魔法の本
預かった本を大切に抱えながら家路につく。
この本が本当に何か役に立つのか、まだ分からないけれど今はただこの人の優しさを信じたいと思った。
「ねぇ、あかりこの後私の家に来れる?」
「うん、大丈夫だよー」
「良かった!この本あかりと読みたかったから」
あかりは、それなら早く行こう!と私の手を引っ張り
ながら走り出した。
*****
家に着くと私達は図書室へと向かった、ここなら
静かに本が読めるから。
図書室に入る前に、メイドさんにこの部屋に人を近づけないでとお願いを
したあと、図書室の扉を開けた。
近づけないでとお願いしていても、やっぱり少し不安だった私は
図書室の鍵を閉めておく事にした。
これで、誰も入ってこられない。
「さて……これで大丈夫かな」
「ねぇ、百。この本かなり昔に書かれたみたいで文字が………」
「ほんとだ、これは解読しないと読めなそう……ちょっと待ってて」
そう言って、私は本棚から辞書持って来てページを捲った。
簡単に解読されない為なのか、かなり複雑な言語で書かれて
いたその本は、私達二人でもなかなか進まず夜遅くまでかかってやっと半分ぐらいの所までは読むことが出来た。
「ふぅ……やっとここまで読めたけど……」
「流石に疲れたねぇ、続きは明日にしない?」
「賛成、私もそう言おうと思ってた所」
続きは明日にしよう、と二人で決めて部屋へと戻った。
次の日の朝、私達はまだみんなが起きてこないような時間から
図書室に籠り昨日の本の解読を再開した。
読むことに慣れたのか、昨日よりも速いペースで本を読むことが
出来た、しかしそれでもかなりの時間がかかり昼過ぎになってしまった。
ようやく、最後の部分を読み終えると私達は達成感に包まれていた。
「…………できた」
「やったね……!」
そこには、こう書かれていた。
【まず、手鏡を用意して手鏡に月を映す。
次に、その手鏡に向かって呪文を唱える。

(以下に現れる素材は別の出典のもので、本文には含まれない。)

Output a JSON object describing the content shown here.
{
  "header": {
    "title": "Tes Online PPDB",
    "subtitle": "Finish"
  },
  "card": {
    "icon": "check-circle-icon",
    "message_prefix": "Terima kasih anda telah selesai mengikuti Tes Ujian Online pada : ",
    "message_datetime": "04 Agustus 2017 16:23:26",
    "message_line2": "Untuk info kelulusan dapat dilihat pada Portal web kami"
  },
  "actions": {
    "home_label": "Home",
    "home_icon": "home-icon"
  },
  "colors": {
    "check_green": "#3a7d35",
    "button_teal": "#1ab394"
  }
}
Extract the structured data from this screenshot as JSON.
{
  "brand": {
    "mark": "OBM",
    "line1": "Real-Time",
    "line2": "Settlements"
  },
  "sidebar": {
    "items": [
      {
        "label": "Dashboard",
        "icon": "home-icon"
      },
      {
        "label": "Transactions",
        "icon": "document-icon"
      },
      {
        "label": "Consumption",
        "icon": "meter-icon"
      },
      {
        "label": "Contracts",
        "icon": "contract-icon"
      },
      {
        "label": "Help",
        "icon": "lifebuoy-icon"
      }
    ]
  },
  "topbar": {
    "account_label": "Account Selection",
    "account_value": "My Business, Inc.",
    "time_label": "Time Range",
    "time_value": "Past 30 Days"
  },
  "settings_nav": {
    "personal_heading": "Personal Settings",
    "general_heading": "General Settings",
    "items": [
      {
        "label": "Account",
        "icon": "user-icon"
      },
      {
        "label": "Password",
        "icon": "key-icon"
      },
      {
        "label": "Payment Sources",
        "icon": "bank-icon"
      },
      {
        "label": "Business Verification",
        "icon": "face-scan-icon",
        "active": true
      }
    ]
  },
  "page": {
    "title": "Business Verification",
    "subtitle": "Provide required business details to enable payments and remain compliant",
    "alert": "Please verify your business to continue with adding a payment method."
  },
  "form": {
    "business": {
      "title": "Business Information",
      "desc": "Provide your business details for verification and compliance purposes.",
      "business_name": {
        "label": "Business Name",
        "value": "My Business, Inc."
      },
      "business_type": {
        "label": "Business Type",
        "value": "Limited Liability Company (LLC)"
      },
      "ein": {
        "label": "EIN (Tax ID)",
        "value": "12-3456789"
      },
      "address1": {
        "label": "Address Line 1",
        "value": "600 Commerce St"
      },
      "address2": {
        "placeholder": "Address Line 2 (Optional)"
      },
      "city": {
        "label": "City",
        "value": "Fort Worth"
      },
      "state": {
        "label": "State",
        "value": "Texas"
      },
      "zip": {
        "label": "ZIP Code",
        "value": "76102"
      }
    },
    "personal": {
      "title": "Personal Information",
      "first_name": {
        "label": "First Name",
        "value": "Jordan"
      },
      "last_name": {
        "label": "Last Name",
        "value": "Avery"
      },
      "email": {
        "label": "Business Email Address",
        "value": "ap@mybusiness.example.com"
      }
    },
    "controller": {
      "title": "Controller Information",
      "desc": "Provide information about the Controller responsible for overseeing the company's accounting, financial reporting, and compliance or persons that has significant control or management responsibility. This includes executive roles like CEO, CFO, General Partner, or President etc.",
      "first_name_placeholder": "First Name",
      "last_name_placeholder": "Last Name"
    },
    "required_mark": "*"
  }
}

】
「こんなに頑張ったのにそれだけ……?」
「なんかあっさりしてるね………ん?」
この魔法を使うには二人分の魔力が必要、この魔法を応用すれば
異世界の行き来も可能になるかもしれない。
そんなメモが書いてあった。
「異世界の行き来……ねぇ?私とあかりでやれば可能だったりしないかな?」
「えっ!?うーん……でも、もしもの話でしょ?この人だって戻れてないんだし……難しいんじゃ」
「この人はもとの世界に帰った時一人だったけど……私達は」
「二人いるから可能だって……?難しいと思うけどな」
あかりは、呆れたような顔をして言った。
確かに、そうかもしれないけど……
まぁ、試してみるだけやってみてもいいのかもしれないけれど……
そんな事を考えながら私は、もう一度本を読んでみた。すると、 気になることが一つだけあった。
それは、魔法を使った後についての記述。
魔法を使ったものは、記憶を失う。
魔法を使った人とその人たちと関わった人の記憶全て……
つまり、私たちが魔法を使えば私たちのことを忘れてしまうということ。